"Bu defa AKP'yi tek getirmeyecekler"
Kazlıçeşme’deki miting alanına saat 13.00’te gittim. Bahçelievler’de araç bekleyen topluluklar gördüm. Meydanda ise henüz 10 bin bin kişi vardı. Halk arasında gezerken, tanıyanlarla sohbete başladık. Birinden ayrılıp diğeri ile konuşurken zaman su gibi akıp geçti. Saat 15.00’te meydanın üçte ikisi dolmuştu. Surlardan içeri bir insan seli akıyordu. Meydandan çıkıp sahil yoluna bir bakayım dedim. Bakırköy’den Kazlıçeşme’ye kadar bir ordu gibi gelenler vardı. Önde yürüyen grup Silivri’den gelmişti. Miting meydanında, İstanbul dışından gelen hiçbir gruba rastlamadım. Üsküdar’dan, Kadıköy’den gemiyle gelenler Bakırköy sahiline birikmişti. Daha onlar da Kazlıçeşme’ye kadar yürüyecekti.

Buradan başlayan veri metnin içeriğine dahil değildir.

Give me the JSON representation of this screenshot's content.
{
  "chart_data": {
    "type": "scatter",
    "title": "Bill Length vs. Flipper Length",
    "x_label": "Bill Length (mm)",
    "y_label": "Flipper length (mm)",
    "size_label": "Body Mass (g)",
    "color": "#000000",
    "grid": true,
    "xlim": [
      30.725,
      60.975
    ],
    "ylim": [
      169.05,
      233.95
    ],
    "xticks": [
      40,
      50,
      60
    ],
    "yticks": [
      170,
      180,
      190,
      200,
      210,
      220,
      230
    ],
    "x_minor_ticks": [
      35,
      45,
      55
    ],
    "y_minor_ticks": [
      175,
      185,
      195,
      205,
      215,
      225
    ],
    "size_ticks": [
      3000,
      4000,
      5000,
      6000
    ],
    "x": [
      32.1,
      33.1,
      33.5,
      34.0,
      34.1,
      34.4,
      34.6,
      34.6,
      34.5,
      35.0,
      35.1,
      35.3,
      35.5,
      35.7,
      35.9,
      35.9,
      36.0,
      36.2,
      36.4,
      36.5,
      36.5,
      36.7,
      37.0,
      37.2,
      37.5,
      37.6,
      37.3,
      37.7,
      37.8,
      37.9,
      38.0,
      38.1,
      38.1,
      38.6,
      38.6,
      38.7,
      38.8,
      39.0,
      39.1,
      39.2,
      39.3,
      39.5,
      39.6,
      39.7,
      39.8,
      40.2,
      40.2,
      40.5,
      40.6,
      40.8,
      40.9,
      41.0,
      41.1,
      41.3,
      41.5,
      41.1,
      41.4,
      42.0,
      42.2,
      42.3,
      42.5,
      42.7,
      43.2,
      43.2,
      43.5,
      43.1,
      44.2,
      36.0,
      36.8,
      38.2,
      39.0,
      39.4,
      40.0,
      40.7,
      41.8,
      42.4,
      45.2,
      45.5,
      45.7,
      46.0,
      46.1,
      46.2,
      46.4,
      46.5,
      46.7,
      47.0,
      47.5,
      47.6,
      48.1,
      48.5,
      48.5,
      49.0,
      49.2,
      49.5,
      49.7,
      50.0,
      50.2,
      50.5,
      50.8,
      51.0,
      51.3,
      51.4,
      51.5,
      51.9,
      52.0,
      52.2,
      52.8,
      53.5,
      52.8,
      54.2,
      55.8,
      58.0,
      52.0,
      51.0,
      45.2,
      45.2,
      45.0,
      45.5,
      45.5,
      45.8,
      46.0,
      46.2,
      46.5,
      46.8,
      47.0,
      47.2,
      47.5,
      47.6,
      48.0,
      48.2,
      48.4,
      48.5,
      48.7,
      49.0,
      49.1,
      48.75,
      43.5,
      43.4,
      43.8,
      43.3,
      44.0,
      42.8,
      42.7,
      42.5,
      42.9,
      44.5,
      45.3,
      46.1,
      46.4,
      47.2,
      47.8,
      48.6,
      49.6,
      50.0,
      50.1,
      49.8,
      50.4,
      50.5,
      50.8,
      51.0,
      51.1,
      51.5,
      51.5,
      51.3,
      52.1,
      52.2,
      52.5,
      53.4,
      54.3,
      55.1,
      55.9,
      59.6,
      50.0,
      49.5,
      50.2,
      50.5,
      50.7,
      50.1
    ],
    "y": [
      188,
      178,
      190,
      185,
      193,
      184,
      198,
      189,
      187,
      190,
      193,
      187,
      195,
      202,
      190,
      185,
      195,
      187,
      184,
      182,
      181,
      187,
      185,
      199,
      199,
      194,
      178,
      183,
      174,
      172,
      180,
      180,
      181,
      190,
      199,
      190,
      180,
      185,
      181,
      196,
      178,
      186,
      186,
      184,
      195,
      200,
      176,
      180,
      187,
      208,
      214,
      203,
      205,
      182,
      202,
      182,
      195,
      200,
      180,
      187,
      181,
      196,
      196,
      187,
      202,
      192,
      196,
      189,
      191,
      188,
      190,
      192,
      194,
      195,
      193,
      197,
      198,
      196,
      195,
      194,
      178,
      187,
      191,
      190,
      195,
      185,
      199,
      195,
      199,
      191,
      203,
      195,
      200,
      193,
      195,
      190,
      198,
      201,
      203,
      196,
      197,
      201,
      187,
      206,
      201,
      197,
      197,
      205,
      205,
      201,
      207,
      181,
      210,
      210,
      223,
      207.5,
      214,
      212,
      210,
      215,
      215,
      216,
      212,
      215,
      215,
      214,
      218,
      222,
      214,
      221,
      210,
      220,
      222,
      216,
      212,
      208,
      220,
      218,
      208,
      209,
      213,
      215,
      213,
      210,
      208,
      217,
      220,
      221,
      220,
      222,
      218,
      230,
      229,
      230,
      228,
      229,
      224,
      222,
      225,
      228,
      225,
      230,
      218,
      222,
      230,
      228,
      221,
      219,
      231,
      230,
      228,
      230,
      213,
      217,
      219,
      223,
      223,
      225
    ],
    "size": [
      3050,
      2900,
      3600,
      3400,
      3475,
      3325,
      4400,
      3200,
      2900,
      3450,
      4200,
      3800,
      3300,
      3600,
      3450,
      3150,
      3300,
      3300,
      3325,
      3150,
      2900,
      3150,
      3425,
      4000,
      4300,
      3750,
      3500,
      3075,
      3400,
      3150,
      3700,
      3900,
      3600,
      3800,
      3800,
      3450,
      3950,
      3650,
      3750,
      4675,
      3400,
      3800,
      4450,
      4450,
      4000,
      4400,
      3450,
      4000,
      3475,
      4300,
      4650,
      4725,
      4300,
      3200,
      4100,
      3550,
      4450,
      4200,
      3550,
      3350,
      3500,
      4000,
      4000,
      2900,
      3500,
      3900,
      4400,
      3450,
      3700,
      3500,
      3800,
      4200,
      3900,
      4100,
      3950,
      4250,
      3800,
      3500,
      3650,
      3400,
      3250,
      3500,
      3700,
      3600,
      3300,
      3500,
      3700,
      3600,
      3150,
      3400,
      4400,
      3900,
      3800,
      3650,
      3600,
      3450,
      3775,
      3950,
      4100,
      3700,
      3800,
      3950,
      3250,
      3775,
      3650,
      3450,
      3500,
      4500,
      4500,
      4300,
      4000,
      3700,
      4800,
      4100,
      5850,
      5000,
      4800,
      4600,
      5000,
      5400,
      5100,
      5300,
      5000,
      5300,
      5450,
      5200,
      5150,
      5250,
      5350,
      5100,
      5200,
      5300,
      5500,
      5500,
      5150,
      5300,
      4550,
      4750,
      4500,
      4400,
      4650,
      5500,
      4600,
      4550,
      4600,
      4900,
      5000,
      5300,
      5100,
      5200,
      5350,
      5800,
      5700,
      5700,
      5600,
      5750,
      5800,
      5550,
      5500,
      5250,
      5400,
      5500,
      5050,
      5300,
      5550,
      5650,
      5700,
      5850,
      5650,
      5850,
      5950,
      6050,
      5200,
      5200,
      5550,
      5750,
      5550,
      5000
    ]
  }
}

Zeytinburnu’ndan gelenler pankartları ile birlikte ön safları tutmuşlardı. Bağcılar, Hisarüstü derken bütün gruplar, sel sularının bir ovayı istila etmesi gibi alanın tamamını kapladılar.
***
İlk okuduğum pankartlardan birinde “Kuvayı Milliye ruhu yeniden yükseliyor” yazıyordu. İlk duyduğum değerlendirme ise bir kadının söylediği “Bu seçim, Türkiye’nin son şansı” cümlesi idi. AKP lambası şeklinde bir pankart hazırlanmış, altı ışığın üzerine “sömürü, baskı, yalan, yandaş, şifre, hortum” kelimeleri yazılmıştı..
Birinde “Kimyası bozulanların tedavisi Pensilvanya’da” , diğerinde, “Korku toplumuna hayır, özgürlüğe evet”, denilmişti.. Karikatür düşmanlığı da “Halkın yüzünün gülmesinden rahatsız olmak”la suçlanıyordu.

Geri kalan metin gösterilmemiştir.